執筆:大谷和広法律事務所
大谷 和広 弁護士
裁判では、似ているけどまったく意味が全く違う言葉があります。代表例が、「被告人(ひこくにん)」と「被告(ひこく)」です。被告人は刑事訴訟、被告は民事訴訟で使います。
「刑事訴訟(けいじそしょう)」は、犯罪をした人に対する刑罰を決める手続です。刑事訴訟で刑罰を受ける人を被告人といいます。
「民事訴訟(みんじそしょう)」とは、お金の貸し借りやアパートの立ち退きなど、市民間の法的トラブルを解決する裁判のことです。民事訴訟を起こした当事者を原告、起こされた当事者を被告といいます。
「被告」と「被告人」は、世間でも、しばしば混同して使われます。たとえば、テレビのニュースでよく「☓☓被告はやつれた面持ちで法廷に出頭し、裁判官の問いかけに『間違いありません』と答えました・・・」などと言っていますね。
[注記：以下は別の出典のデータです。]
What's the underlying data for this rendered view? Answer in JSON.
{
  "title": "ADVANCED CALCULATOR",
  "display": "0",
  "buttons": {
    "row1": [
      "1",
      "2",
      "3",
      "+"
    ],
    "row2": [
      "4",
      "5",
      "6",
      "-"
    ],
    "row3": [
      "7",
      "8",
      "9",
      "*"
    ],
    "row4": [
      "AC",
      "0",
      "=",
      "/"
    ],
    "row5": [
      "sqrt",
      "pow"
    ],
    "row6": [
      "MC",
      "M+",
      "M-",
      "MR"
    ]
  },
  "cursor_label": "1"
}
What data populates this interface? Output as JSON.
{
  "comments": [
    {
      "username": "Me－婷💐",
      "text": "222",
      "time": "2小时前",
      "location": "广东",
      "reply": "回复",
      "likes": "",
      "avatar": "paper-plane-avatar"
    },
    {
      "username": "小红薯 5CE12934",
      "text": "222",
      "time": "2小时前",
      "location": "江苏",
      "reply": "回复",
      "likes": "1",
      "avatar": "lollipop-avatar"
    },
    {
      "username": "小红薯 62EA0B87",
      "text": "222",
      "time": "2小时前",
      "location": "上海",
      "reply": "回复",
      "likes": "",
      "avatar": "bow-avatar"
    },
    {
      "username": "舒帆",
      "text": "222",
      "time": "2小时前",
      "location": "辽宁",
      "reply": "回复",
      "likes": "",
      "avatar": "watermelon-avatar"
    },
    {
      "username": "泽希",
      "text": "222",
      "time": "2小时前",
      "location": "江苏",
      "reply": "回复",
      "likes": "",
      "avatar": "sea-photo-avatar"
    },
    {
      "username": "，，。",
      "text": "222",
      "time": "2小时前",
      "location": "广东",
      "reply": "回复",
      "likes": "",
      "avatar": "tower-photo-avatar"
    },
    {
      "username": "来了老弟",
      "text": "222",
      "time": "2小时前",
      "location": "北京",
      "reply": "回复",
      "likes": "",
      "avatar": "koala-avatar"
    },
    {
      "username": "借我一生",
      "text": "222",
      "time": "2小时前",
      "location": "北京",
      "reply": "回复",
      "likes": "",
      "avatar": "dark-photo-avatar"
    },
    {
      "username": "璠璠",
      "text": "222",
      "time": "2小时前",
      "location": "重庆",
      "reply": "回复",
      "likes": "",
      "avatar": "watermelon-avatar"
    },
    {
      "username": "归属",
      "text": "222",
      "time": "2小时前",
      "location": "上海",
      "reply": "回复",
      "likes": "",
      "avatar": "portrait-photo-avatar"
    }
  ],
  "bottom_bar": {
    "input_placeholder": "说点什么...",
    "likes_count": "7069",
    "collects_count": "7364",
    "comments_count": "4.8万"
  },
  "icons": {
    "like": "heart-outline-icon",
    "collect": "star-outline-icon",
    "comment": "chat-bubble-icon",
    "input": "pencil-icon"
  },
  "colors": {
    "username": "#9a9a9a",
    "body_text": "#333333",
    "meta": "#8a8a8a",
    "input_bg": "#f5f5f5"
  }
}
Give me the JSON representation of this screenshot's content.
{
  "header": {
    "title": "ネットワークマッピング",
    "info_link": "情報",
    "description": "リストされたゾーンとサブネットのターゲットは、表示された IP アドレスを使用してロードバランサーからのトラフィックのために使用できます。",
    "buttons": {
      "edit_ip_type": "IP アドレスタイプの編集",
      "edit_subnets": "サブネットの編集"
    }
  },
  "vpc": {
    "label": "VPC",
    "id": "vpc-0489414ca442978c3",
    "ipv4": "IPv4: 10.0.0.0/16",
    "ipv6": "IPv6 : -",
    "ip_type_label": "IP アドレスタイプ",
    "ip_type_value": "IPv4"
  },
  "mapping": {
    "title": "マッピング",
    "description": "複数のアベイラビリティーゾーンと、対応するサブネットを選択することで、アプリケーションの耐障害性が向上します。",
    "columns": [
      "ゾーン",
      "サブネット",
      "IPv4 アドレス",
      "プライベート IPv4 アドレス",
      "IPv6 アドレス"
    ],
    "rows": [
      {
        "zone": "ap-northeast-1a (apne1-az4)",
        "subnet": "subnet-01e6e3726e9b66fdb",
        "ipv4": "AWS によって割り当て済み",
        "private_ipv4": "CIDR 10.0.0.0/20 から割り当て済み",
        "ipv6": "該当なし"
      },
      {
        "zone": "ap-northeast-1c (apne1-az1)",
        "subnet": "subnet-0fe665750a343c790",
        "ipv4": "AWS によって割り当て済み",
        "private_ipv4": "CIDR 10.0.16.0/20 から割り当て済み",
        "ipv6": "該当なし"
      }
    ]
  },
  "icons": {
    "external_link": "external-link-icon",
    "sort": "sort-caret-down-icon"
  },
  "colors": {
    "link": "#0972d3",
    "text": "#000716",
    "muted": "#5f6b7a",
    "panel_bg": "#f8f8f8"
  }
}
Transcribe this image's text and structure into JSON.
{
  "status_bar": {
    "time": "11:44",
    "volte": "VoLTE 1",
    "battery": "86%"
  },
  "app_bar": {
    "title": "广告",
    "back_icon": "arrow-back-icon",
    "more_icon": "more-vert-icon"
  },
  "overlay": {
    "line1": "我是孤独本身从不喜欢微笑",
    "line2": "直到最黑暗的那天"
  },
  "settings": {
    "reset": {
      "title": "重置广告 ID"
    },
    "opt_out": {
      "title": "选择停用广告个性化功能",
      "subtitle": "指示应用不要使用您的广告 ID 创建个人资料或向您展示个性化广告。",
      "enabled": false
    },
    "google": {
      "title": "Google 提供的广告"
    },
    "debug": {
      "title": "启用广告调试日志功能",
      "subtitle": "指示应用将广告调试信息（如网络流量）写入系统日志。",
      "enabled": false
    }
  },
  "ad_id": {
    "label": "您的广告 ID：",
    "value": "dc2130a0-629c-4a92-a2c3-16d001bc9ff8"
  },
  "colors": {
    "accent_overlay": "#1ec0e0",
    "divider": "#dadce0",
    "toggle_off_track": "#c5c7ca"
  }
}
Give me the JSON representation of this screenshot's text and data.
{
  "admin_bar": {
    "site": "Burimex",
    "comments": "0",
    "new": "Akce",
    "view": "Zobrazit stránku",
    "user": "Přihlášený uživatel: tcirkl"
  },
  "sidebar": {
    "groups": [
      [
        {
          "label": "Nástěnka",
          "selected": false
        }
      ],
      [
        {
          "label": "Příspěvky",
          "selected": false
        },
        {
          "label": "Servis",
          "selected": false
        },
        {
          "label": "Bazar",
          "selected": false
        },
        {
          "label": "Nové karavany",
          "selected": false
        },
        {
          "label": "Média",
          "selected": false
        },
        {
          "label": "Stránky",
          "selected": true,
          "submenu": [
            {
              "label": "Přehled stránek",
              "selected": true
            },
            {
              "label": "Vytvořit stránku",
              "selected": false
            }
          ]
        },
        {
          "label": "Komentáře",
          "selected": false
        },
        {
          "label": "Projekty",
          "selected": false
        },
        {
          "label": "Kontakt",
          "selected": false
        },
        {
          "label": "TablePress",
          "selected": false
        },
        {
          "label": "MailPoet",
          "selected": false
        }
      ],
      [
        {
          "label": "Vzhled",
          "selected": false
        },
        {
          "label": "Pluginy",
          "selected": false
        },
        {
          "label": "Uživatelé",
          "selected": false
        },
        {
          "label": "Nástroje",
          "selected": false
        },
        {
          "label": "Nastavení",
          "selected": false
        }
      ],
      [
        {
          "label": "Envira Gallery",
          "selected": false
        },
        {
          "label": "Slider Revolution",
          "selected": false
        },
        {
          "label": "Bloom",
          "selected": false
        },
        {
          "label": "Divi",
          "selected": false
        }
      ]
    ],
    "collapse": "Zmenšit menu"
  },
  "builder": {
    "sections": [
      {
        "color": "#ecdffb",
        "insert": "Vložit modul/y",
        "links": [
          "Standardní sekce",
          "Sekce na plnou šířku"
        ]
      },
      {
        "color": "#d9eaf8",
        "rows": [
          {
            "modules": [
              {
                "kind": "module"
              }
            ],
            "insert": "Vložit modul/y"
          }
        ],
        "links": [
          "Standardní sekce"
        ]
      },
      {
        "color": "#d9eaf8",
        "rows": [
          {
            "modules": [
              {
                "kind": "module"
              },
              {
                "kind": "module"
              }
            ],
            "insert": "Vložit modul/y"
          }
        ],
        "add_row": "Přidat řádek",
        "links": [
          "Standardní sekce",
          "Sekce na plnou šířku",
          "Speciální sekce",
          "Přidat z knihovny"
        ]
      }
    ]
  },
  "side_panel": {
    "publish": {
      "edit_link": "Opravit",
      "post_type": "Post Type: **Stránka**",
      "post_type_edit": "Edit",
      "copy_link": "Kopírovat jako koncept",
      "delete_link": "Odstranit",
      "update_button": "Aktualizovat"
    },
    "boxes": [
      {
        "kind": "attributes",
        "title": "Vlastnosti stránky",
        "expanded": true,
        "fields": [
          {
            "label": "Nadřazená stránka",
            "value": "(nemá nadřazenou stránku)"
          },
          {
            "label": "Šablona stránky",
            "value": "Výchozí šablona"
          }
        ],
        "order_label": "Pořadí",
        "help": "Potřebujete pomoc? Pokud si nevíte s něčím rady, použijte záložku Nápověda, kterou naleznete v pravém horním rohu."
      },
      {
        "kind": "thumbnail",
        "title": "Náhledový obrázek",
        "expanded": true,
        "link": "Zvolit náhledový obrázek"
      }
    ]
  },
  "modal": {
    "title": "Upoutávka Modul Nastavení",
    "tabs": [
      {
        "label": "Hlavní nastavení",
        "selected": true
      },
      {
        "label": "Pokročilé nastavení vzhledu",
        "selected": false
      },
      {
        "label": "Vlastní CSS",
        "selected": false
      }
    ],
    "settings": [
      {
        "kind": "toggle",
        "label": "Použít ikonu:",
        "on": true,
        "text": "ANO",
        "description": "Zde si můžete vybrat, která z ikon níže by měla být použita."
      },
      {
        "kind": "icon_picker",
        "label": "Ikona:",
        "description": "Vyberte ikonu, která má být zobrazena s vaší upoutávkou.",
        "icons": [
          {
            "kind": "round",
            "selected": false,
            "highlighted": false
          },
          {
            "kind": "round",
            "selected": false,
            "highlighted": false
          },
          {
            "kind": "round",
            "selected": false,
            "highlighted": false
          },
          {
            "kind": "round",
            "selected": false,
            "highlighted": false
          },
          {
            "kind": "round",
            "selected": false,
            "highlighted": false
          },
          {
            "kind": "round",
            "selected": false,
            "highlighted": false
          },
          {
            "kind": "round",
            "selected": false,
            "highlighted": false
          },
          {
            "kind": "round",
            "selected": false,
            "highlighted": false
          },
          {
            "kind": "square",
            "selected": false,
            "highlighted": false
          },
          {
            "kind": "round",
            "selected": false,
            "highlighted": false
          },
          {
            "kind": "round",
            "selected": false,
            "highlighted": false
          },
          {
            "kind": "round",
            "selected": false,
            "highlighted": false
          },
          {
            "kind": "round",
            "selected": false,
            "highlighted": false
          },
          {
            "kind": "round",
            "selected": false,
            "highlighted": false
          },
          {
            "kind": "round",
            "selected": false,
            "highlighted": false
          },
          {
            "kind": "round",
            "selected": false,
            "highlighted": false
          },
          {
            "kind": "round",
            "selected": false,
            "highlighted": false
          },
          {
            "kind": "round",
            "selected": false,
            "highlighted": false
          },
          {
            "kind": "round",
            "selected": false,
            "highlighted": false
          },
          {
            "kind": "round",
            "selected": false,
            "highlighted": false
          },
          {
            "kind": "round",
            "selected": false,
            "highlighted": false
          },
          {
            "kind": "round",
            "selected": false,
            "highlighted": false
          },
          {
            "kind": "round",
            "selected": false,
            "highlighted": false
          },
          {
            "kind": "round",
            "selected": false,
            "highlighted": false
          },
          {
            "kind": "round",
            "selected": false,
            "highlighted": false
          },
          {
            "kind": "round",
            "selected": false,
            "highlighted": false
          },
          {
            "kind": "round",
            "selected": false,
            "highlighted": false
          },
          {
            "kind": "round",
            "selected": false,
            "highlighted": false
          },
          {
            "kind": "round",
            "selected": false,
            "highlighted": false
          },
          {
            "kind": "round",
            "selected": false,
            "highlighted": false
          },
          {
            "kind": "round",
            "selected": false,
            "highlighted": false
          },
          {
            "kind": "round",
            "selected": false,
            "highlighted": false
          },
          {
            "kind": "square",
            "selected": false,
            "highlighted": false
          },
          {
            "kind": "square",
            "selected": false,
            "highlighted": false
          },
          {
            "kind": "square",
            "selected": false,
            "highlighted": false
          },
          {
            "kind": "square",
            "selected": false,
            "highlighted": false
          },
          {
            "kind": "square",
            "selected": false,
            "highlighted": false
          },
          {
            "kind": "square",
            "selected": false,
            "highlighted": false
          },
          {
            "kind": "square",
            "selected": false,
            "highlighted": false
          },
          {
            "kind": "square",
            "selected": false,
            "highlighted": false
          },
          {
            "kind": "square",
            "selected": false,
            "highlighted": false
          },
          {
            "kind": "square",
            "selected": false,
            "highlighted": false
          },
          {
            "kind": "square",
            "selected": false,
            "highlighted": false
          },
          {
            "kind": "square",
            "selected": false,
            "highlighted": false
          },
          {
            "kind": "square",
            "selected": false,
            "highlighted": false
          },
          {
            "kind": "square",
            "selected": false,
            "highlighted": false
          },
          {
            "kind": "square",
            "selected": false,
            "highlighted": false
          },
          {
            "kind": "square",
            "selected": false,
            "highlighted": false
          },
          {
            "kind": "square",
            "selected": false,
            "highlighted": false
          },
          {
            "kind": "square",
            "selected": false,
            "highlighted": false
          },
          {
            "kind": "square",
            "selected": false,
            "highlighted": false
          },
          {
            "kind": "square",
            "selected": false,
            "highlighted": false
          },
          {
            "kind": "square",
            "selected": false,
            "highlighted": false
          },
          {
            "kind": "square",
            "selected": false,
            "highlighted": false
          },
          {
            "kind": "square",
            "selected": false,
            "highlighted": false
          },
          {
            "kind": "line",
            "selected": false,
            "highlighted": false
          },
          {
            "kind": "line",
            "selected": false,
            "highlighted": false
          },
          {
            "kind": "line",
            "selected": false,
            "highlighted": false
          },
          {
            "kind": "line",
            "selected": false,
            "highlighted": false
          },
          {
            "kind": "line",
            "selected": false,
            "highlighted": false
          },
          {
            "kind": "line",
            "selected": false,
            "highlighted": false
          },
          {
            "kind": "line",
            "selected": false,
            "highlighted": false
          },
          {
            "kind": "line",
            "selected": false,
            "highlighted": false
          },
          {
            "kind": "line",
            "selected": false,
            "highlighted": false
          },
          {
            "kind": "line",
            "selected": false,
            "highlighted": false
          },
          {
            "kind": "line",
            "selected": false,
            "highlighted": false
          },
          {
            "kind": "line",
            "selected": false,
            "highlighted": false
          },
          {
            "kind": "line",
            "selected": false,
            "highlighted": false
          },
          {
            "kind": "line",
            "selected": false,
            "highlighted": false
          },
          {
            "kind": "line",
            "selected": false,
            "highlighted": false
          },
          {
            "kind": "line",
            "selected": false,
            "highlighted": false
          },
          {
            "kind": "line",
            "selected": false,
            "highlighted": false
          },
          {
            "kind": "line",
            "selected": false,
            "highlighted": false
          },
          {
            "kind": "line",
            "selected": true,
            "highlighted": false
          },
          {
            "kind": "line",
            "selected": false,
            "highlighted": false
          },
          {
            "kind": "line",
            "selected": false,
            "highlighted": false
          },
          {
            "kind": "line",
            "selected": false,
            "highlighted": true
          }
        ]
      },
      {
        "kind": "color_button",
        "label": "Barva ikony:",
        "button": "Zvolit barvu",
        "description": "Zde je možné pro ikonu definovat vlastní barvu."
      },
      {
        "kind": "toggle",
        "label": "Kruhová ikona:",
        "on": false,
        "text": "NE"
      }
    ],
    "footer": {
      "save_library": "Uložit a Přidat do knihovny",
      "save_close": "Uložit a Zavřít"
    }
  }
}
これは刑事訴訟のことなので、正確には「被告人」です。
刑事訴訟について、もう少し説明しましょう。たとえば、コンビニで万引きをするのは、窃盗罪です。刑法には、窃盗をした人には10年以下の懲役か50万円以下の罰金を科す、と書いてあります。しかし、無実なのに処罰されることがあってはならないので、その人が本当に万引きをしたのか、キチンと証拠を調べて判断する必要があります。また、同じ万引きでも、初めてしたのなら罰金刑、何度も繰り返しした場合は懲役刑、というように、適切な刑罰は事情によって異なります。このように、被告人が有罪か、その刑罰をどうするかを裁判官が決める手続が、刑事訴訟です。
これに対して、民事訴訟は、対等な当事者間の法的トラブルを解決するための手続です。たとえば、お金を貸したけど借主の行方が分からず、保証人である知人にお金を返すよう求めた、という民事訴訟を考えてみましょう。この場合、お金を返せという民事訴訟を起こした貸主が「原告」、民事訴訟を起こされた借主の保証人が「被告」になります。
裁判官は、借用証書などの証拠を調べ、原告の言い分を認めれば、「被告は原告に金△万円を返せ」という判決をします。
一方、借用証書を調べたら、保証人欄の署名が被告本人の筆跡とは異なる、と分かったとしましょう。この場合、保証人が支払義務を負うべきではありません。従って裁判官は「原告の請求を棄却する」という判決をします。
言いかえると、「被告」は民事訴訟で防御しなければならない側という意味です。防御に成功したら、民事訴訟で勝つこともあります。「被告人」と混同されるのも、少々気の毒な気がします。